Yes … empty streets, a chilly night, dampness in the air …

Only one thing was needed to make it perfect. He sent the sedan men on home and walked back to one of the guards. ‘You’re Constable Lucker, aren’t you?’

‘Yessir, Sir Samuel.’

‘What size boots do you take?’

Lucker looked panicky. ‘What, sir?’

‘It’s a simple question, man!’

‘Seven and a halfs, sir.’

‘From old Plugger in New Cobblers? The cheap ones?’

‘Yessir!’

‘Can’t have a man guarding the palace in cardboard boots!’ said Vimes, with mock cheerfulness. ‘Off with them, Constable. You can have mine. They’ve still got wyvern — well, whatever it is wyverns do — on them, but they’ll fit you. Don’t stand there with your mouth open. Give me your boots, man. You can keep mine.’ Vimes added: ‘I’ve got lots.’

The constable watched in frightened astonishment as Vimes pulled on the cheap pair and stood upright, stamping a few times with his eyes shut. ‘Ah,’ he said. ‘I’m in front of the palace, right?’

‘Er … yes, sir. You’ve just come out of it, sir. It’s this big building here.’

‘Ah,’ said Vimes brightly, ‘but I’d know I was here, even if I hadn’t!’

‘Er …’

‘It’s the flagstones,’ said Vimes. ‘They’re an unusual size and slightly dished in the middle. Hadn’t you noticed? Your feet, lad! That’s what you’ll have to learn to think with!’

The bemused constable watched him disappear into the fog, stamping happily.

Corporal the Right Honourable the Earl of Ankh Nobby Nobbs pushed open the Watch-House door and staggered inside.

Sergeant Colon looked up from the desk, and gasped. ‘You okay, Nobby?’ he said, hurrying around to support the swaying figure.

‘It’s terrible, Fred. Terrible!’

‘Here, take a seat. You’re all pale.’

‘I’ve been elevated, Fred!’ moaned Nobby.

‘Nasty! Did you see who did it?’

Nobby wordlessly handed him the scroll Dragon King of Arms had pressed into his hand, and flopped back. He took a tiny length of home-made cigarette from behind his ear and lit it with a shaking hand. ‘I dunno, I’m sure,’ he said. ‘You do your best, you keep your head down, you don’t make any trouble, and then something like this happens to you.’

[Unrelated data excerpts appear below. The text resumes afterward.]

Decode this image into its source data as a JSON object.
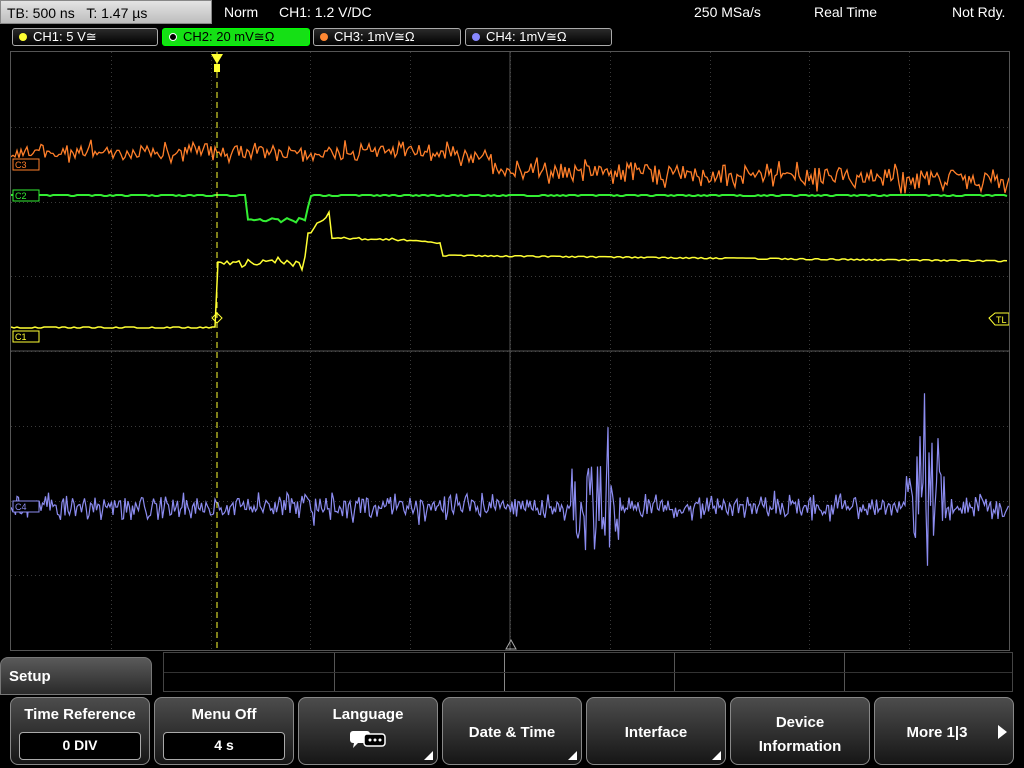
{
  "topbar": {
    "timebase": "TB: 500 ns",
    "trigger_time": "T: 1.47 µs",
    "trigger_mode": "Norm",
    "trigger_source": "CH1: 1.2 V",
    "trigger_slope_coupling": "/DC",
    "sample_rate": "250 MSa/s",
    "acq_mode": "Real Time",
    "acq_state": "Not Rdy."
  },
  "channels": [
    {
      "label": "CH1: 5 V≅",
      "color": "#ffff33",
      "active": false
    },
    {
      "label": "CH2: 20 mV≅Ω",
      "color": "#33ff33",
      "active": true
    },
    {
      "label": "CH3: 1mV≅Ω",
      "color": "#ff8833",
      "active": false
    },
    {
      "label": "CH4: 1mV≅Ω",
      "color": "#8888ff",
      "active": false
    }
  ],
  "markers": {
    "c3": "C3",
    "c2": "C2",
    "c1": "C1",
    "c4": "C4",
    "tl": "TL"
  },
  "setup_tab": "Setup",
  "softkeys": {
    "time_reference": {
      "label": "Time Reference",
      "value": "0 DIV"
    },
    "menu_off": {
      "label": "Menu Off",
      "value": "4 s"
    },
    "language": {
      "label": "Language",
      "icon": "speech-bubble-icon"
    },
    "date_time": {
      "label": "Date & Time"
    },
    "interface": {
      "label": "Interface"
    },
    "device_info": {
      "line1": "Device",
      "line2": "Information"
    },
    "more": {
      "label": "More 1|3",
      "icon": "play-arrow-icon"
    }
  },
  "colors": {
    "ch1": "#ffff33",
    "ch2": "#33ee33",
    "ch3": "#ff7f2a",
    "ch4": "#8c8cf0",
    "grid": "#444444",
    "trigger_marker": "#ffff33"
  }
}
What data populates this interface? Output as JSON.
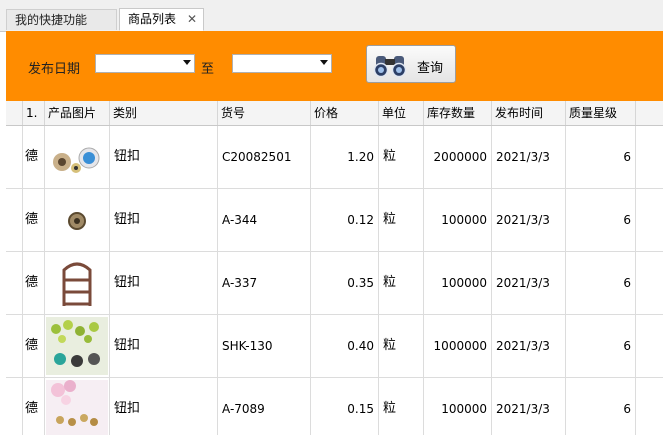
{
  "tabs": [
    {
      "label": "我的快捷功能",
      "active": false
    },
    {
      "label": "商品列表",
      "active": true
    }
  ],
  "tab_close": "✕",
  "search": {
    "date_label": "发布日期",
    "to_label": "至",
    "start_value": "",
    "end_value": "",
    "query_label": "查询"
  },
  "columns": [
    "1.",
    "产品图片",
    "类别",
    "货号",
    "价格",
    "单位",
    "库存数量",
    "发布时间",
    "质量星级"
  ],
  "rows": [
    {
      "mark": "德",
      "image": "button-product-image",
      "category": "钮扣",
      "sku": "C20082501",
      "price": "1.20",
      "unit": "粒",
      "stock": "2000000",
      "date": "2021/3/3",
      "stars": "6"
    },
    {
      "mark": "德",
      "image": "button-product-image",
      "category": "钮扣",
      "sku": "A-344",
      "price": "0.12",
      "unit": "粒",
      "stock": "100000",
      "date": "2021/3/3",
      "stars": "6"
    },
    {
      "mark": "德",
      "image": "button-product-image",
      "category": "钮扣",
      "sku": "A-337",
      "price": "0.35",
      "unit": "粒",
      "stock": "100000",
      "date": "2021/3/3",
      "stars": "6"
    },
    {
      "mark": "德",
      "image": "button-product-image",
      "category": "钮扣",
      "sku": "SHK-130",
      "price": "0.40",
      "unit": "粒",
      "stock": "1000000",
      "date": "2021/3/3",
      "stars": "6"
    },
    {
      "mark": "德",
      "image": "button-product-image",
      "category": "钮扣",
      "sku": "A-7089",
      "price": "0.15",
      "unit": "粒",
      "stock": "100000",
      "date": "2021/3/3",
      "stars": "6"
    }
  ],
  "colors": {
    "accent": "#ff8c00",
    "header_bg": "#f4f4f4",
    "grid_line": "#dcdcdc"
  }
}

Colon read the scroll slowly, his lips moving when he came to difficult words like ‘and’ and ‘the’. ‘Nobby, you’ve read this? It says you’re a lord!’

‘The old man said they’d have to do a lot of checking up but he thought it was pretty clear what with the ring and all. Fred, what am I gonna do?’

‘Sit back and eat off ermine plates, I should think!’

‘That’s just it, Fred. There’s no money. No big house. No land. Not a brass farthing!’

‘What, nothing?’

‘Not a dried pea, Fred.’

‘I thought all the upper crust had pots of money.’

‘Well, I’m the crust on its uppers, Fred. I don’t know anything about lording! I don’t want to have to wear posh clothes and go to hunt balls and all that stuff.’

Sergeant Colon sat down beside him. ‘You never suspected you’d got any posh connections?’

‘Well … my cousin Vincent once got done for indecently assaulting the Duchess of Quirm’s housemaid …’

‘Chambermaid or scullery maid?’

‘Scullery maid, I think.’

‘Probably doesn’t count, then. Does anyone else know about this?’

‘Well, she did, and she went and told …’

‘I mean about your lordshipping.’

‘Only Mr Vimes.’

‘Well, there you are,’ said Sergeant Colon, handing him back the scroll. ‘You don’t have to tell anyone. Then you don’t have to go around wearing golden trousers, and you needn’t hunt balls unless you’ve lost ’em. You just sit there, and I’ll fetch you a cup of tea, how about that? We’ll see it through, don’t you worry.’

‘You’re a toff, Fred.’

‘That makes two of us, m’lord!’ Colon waggled his eyebrows. ‘Get it? Get it?’

‘Don’t, Fred,’ said Nobby wearily.

The Watch-House door opened.

Fog poured in like smoke. In the midst of it were two red eyes. The parting shreds revealed the massive figure of a golem.

‘Umpk,’ said Sergeant Colon.

The golem held up its slate:

I HAVE COME TO YOU.

‘Yeah. Yeah. Yeah. I’ve, er, yeah, I can see that,’ said Colon.

Dorfl turned the slate around. The other side read:

I GIVE MYSELF UP FOR MURDER. IT WAS I WHO KILLED THE OLD PRIEST. THE CRIME IS SOLVED.

Colon, once his lips had stopped moving, scurried behind the suddenly very flimsy defences of his desk and scrabbled through the papers there.

‘You keep it covered, Nobby,’ he said. ‘Make sure it don’t run off.’

‘Why’s it going to run off?’ said Nobby.

Sergeant Colon found a relatively clean piece of paper.